Chronique n° 111 – Un maire surprenant

Imprimer cet article Imprimer cet article

Arcachon entre dans une ère nouvelle avec l’élection de son maire, James Veyrier-Montagnères. On sait beaucoup de détails sur son mandat, grâce à la biographie, fort admirative, dressée par M. Canton, conseiller municipal et son chef de cabinet bénévole. Et d’abord, qu’il est chaque fois réélu triomphalement, jusqu’à sa démission en 1922, après vingt-cinq ans d’activité, alors qu’il atteint les soixante-dix ans et qu’il a dû juger qu’il ne fallait pas effectuer ce fameux “mandat de trop”, celui qui a terni la réputation de beaucoup d’élus. Ce républicain est assez convaincu des vertus du système pour fonder à Arcachon une section de l’Association républicaine de la Gironde ou pour présider une réunion de la très laïque Ligue de l’Enseignement.

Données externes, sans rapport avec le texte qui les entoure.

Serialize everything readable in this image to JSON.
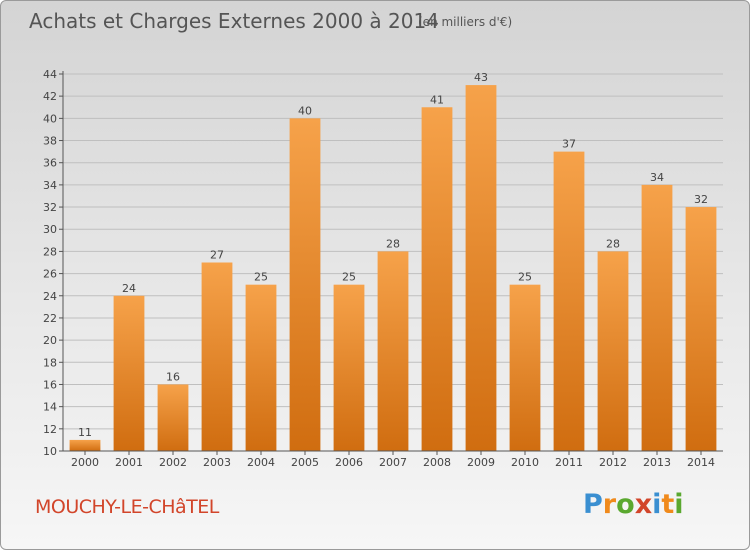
{
  "title": "Achats et Charges Externes 2000 à 2014",
  "subtitle": "(en milliers d'€)",
  "town": "MOUCHY-LE-CHâTEL",
  "logo": {
    "text": "Proxiti",
    "colors": [
      "#3a8fd1",
      "#f08a1c",
      "#5aa82f",
      "#d2452a",
      "#3a8fd1",
      "#f08a1c",
      "#5aa82f"
    ]
  },
  "colors": {
    "bar_light": "#f6a24a",
    "bar_dark": "#d06d10",
    "grid": "#bfbfbf",
    "axis": "#555555"
  },
  "chart_data": {
    "type": "bar",
    "categories": [
      "2000",
      "2001",
      "2002",
      "2003",
      "2004",
      "2005",
      "2006",
      "2007",
      "2008",
      "2009",
      "2010",
      "2011",
      "2012",
      "2013",
      "2014"
    ],
    "values": [
      11,
      24,
      16,
      27,
      25,
      40,
      25,
      28,
      41,
      43,
      25,
      37,
      28,
      34,
      32
    ],
    "ylim": [
      10,
      44
    ],
    "yticks": [
      10,
      12,
      14,
      16,
      18,
      20,
      22,
      24,
      26,
      28,
      30,
      32,
      34,
      36,
      38,
      40,
      42,
      44
    ],
    "grid": true,
    "data_labels": true
  }
}
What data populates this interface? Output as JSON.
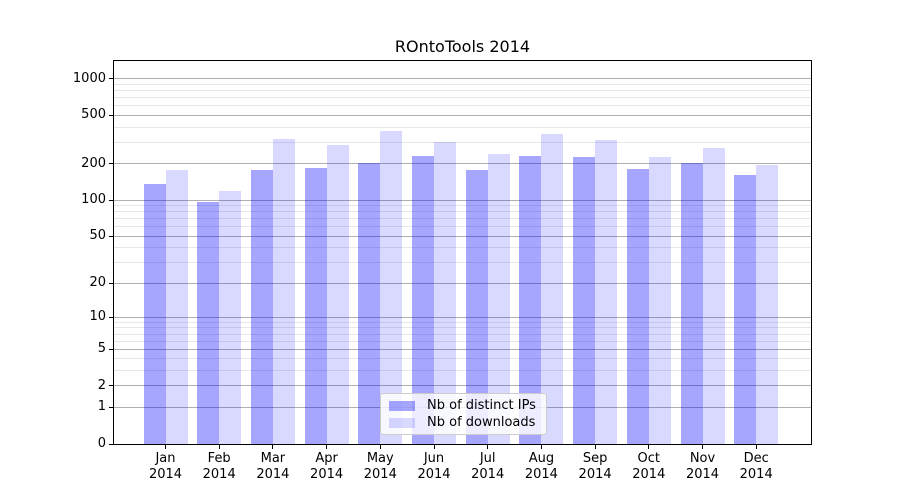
{
  "figure": {
    "title": "ROntoTools 2014"
  },
  "chart_data": {
    "type": "bar",
    "title": "ROntoTools 2014",
    "categories": [
      "Jan",
      "Feb",
      "Mar",
      "Apr",
      "May",
      "Jun",
      "Jul",
      "Aug",
      "Sep",
      "Oct",
      "Nov",
      "Dec"
    ],
    "x_sublabel": "2014",
    "series": [
      {
        "name": "Nb of distinct IPs",
        "color": "rgba(0,0,255,0.35)",
        "values": [
          135,
          97,
          178,
          184,
          202,
          232,
          176,
          232,
          228,
          180,
          204,
          161
        ]
      },
      {
        "name": "Nb of downloads",
        "color": "rgba(0,0,255,0.15)",
        "values": [
          178,
          120,
          319,
          284,
          372,
          304,
          243,
          354,
          314,
          226,
          268,
          197
        ]
      }
    ],
    "yscale": "log1p",
    "ylim": [
      0,
      1403
    ],
    "yticks": [
      0,
      1,
      2,
      5,
      10,
      20,
      50,
      100,
      200,
      500,
      1000
    ],
    "yticks_minor": [
      3,
      4,
      6,
      7,
      8,
      9,
      30,
      40,
      60,
      70,
      80,
      90,
      300,
      400,
      600,
      700,
      800,
      900
    ],
    "grid": true,
    "legend": {
      "position": "lower-center",
      "entries": [
        "Nb of distinct IPs",
        "Nb of downloads"
      ]
    }
  }
}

Enfin, il a toujours manifesté un souci réel d’associer le développement économique de sa ville, à une défense des intérêts de la communauté locale, associant au paternalisme et à l’opportunisme, un sens certain de la justice sociale qui lui fait déclarer : “Je suis de ceux qui croient que ceux qui possèdent doivent se servir de leur fortune pour être utiles à leurs concitoyens”. Et il ajoute : “Il est très beau de savoir gagner beaucoup d’argent sur les populations des pays qu’elles habitent mais il faudrait aussi faire un peu de participation avec ces populations”. Transmis, post-mortem, aux gérants des fonds de pensions ou aux parachutistes dorés.

Quoi qu’il en soit, il s’intéresse de près à l’éducation, Arcachon possédant depuis le 1er janvier 1874, l’enseignement gratuit dans ses écoles primaires. Veyrier-Montagnères favorise la création d’une école régionale de pêche et de navigation, prélude à l’actuel lycée des métiers de la mer ; il offre des soirées récréatives aux écoliers, il encourage l’Œuvre postscolaire municipale, ancêtre du Centre de formation des adultes ; il s’intéresse aux colonies scolaires de vacances en 1906 et à la Société de patronage des écoles. En 1908, il fait construire une pouponnière, boulevard Deganne. Il favorise le développement des sports mais, par contre, il échoue dans le projet de fusion des deux sociétés de gymnastique, “Les Enfants d’Arcachon”, qu’il préside et “Tout pour la Patrie”, fondée par le docteur Festal, chef de file de son opposition.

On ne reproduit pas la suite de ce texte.